L'étude et la visite ont leurs talents à part;
Qui se donne à la Cour se dérobe à son art.
Un esprit partagé rarement s'y consomme,
Et les emplois de feu demandent tout un homme.

Le feu chez Voltaire fut toujours rapide. Ce ne fut qu'une flamme souvent charmante; ce qu'elle n'avait pas dessiné en courant et du premier jet, le foyer intérieur n'y suppléait pas. Même quand il eut tout le loisir,

il n'eut jamais le recueillement; son esprit, de tout temps, resta partagé.
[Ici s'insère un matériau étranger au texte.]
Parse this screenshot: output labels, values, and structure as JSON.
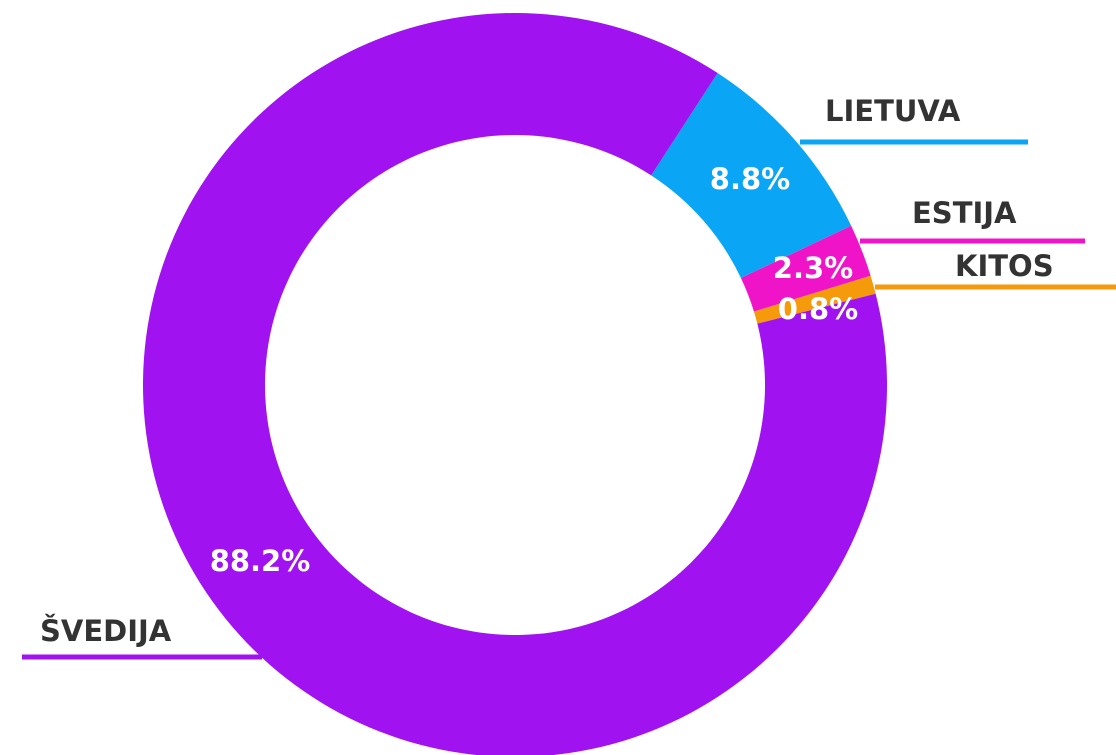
{
  "chart_data": {
    "type": "pie",
    "categories": [
      "LIETUVA",
      "ESTIJA",
      "KITOS",
      "ŠVEDIJA"
    ],
    "values": [
      8.8,
      2.3,
      0.8,
      88.2
    ],
    "value_labels": [
      "8.8%",
      "2.3%",
      "0.8%",
      "88.2%"
    ],
    "colors": [
      "#0aa6f5",
      "#f014c8",
      "#f59a0a",
      "#a012f0"
    ]
  }
}
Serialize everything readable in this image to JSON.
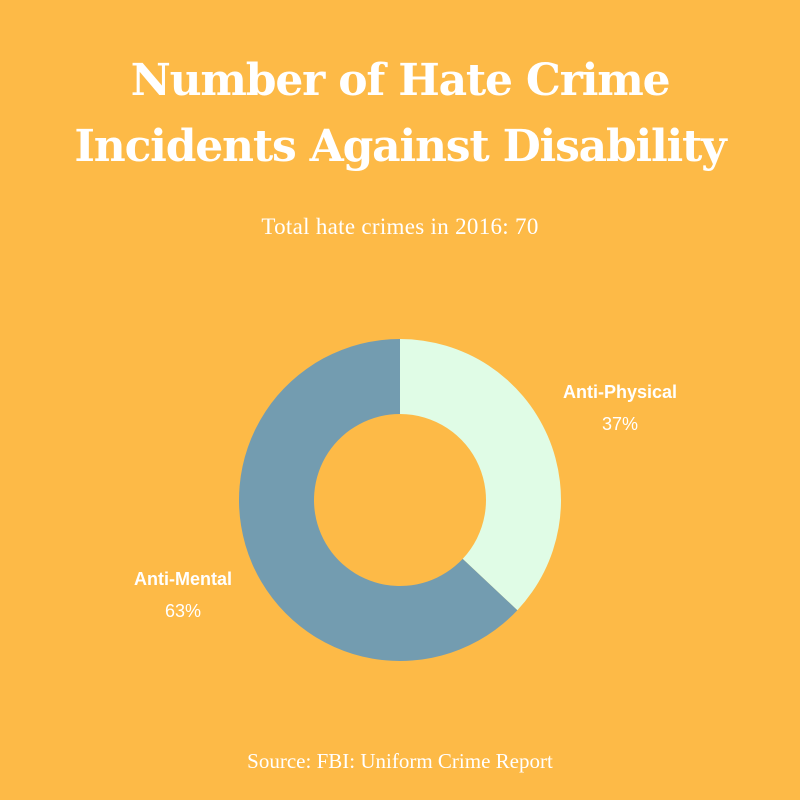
{
  "title_lines": [
    "Number of Hate Crime",
    "Incidents Against Disability"
  ],
  "subtitle": "Total hate crimes in 2016: 70",
  "source": "Source: FBI: Uniform Crime Report",
  "colors": {
    "background": "#FDBA47",
    "text": "#FFFFFF"
  },
  "chart_data": {
    "type": "pie",
    "donut": true,
    "title": "Number of Hate Crime Incidents Against Disability",
    "subtitle": "Total hate crimes in 2016: 70",
    "slices": [
      {
        "label": "Anti-Physical",
        "value": 37,
        "value_label": "37%",
        "color": "#E0FCE6"
      },
      {
        "label": "Anti-Mental",
        "value": 63,
        "value_label": "63%",
        "color": "#739CB0"
      }
    ],
    "start": "top",
    "direction": "clockwise"
  }
}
Il est vrai que, si l'on excepte les poëmes épiques, on fait bien des choses à la fois dans la jeunesse. Ce grand monde et ces salons qui se disputaient Voltaire l'accomplirent à certains égards et firent de lui le poëte du tour le plus vif, le plus aisé, l'homme de lettres du goût le plus naturellement élégant. Quand on ne songe qu'à l'idéal de l'agrément, à la fleur de fine raillerie et d'urbanité, on se plaît à se figurer Voltaire dans cette demi-retraite, dans ces jouissances de société qu'il rêva bien souvent, qu'il traversa quelquefois, mais d'où il s'échappait toujours. « Mon Dieu, mon cher Cideville, écrivait-il à l'un de ses amis du bon temps, que ce serait une vie délicieuse de se trouver logés ensemble trois ou quatre gens de Lettres avec des talents et point de jalousie, de s'aimer, de vivre doucement, de cultiver son art, d'en parler, de s'éclairer mutuellement ! Je me figure que je vivrai un jour dans ce petit paradis, mais je veux que vous en soyez le dieu. » La lettre où il dit cela est de 1732, c'est-à-dire d'une date postérieure à son séjour en Angleterre. Sans trop presser les dates, les personnages de cette intimité idéale que de loin et à distance on lui compose, seraient Formont, Cideville, Des Alleurs, madame du Deffand, le président de Maisons, Genonville, l'élite des amis de sa première ou de sa seconde jeunesse; gens d'esprit et de commerce sûr, jugeant, riant de tout, mais entre soi, sans en faire part au public, sachant de toutes choses ou croyant savoir ce qui en est, prenant le monde en douceur et en ironie, et occupés à se rendre heureux ensemble par les plaisirs de la conversation et d'une étude communicative et sans contrainte. Mais Voltaire, en étant le dieu d'un tel monde et se modérant assez pour s'en contenter, se condamnant à mener cette vie de parfait galant homme,

n'eût rien été qu'un Voiture accompli et un Hamilton supérieur : et il avait en lui une autre étoffe, bien d'autres facultés qui étaient à la fois son honneur et son danger. Il traversa bien souvent dans sa vie de ces cercles délicieux (suavissimam gentem, comme il disait) qui se formaient un moment autour de lui, qui se ralliaient à son brillant, dont il était le génie familier et l'âme, et il en sortait bientôt par quelque accident. L'accident au fond venait de lui : il tenait à un défaut et à une qualité. Le défaut, c'était le besoin d'action à tout prix, le besoin de bruit et de renommée qui ne se passait ni des intrigues ni des manéges, et qui jouait avec les moyens scabreux de là toute une suite d'indiscrétions, de déguisements, de rétractations, de désaveux, de mensonges, une infinité de misères. La qualité était une passion souvent sincère et la conviction sur des points qui intéressaient l'humanité. Mais, même lorsqu'il fut devenu ce qu'il n'aurait pu dans aucun cas s'empêcher d'être, le roi des poëtes de son temps et le chef du parti philosophique, même alors Voltaire avait des regrets et des habitudes d'homme de société, d'auteur de société, et qui n'aurait voulu rester que cela. A l'entendre, lui l'homme de la publicité harcelante et qui fatigua la renommée, il ne publiait jamais, presque jamais, ses livres que malgré lui, à son corps défendant: il avait un secrétaire qui le volait, un ami indiscret qui colportait ses manuscrits; le libraire pirate s'emparait de son bien en le gâtant, en le falsifiant, et force lui était alors d'imprimer lui-même ses productions et de les livrer au public dans leur sincérité. C'était son apologie.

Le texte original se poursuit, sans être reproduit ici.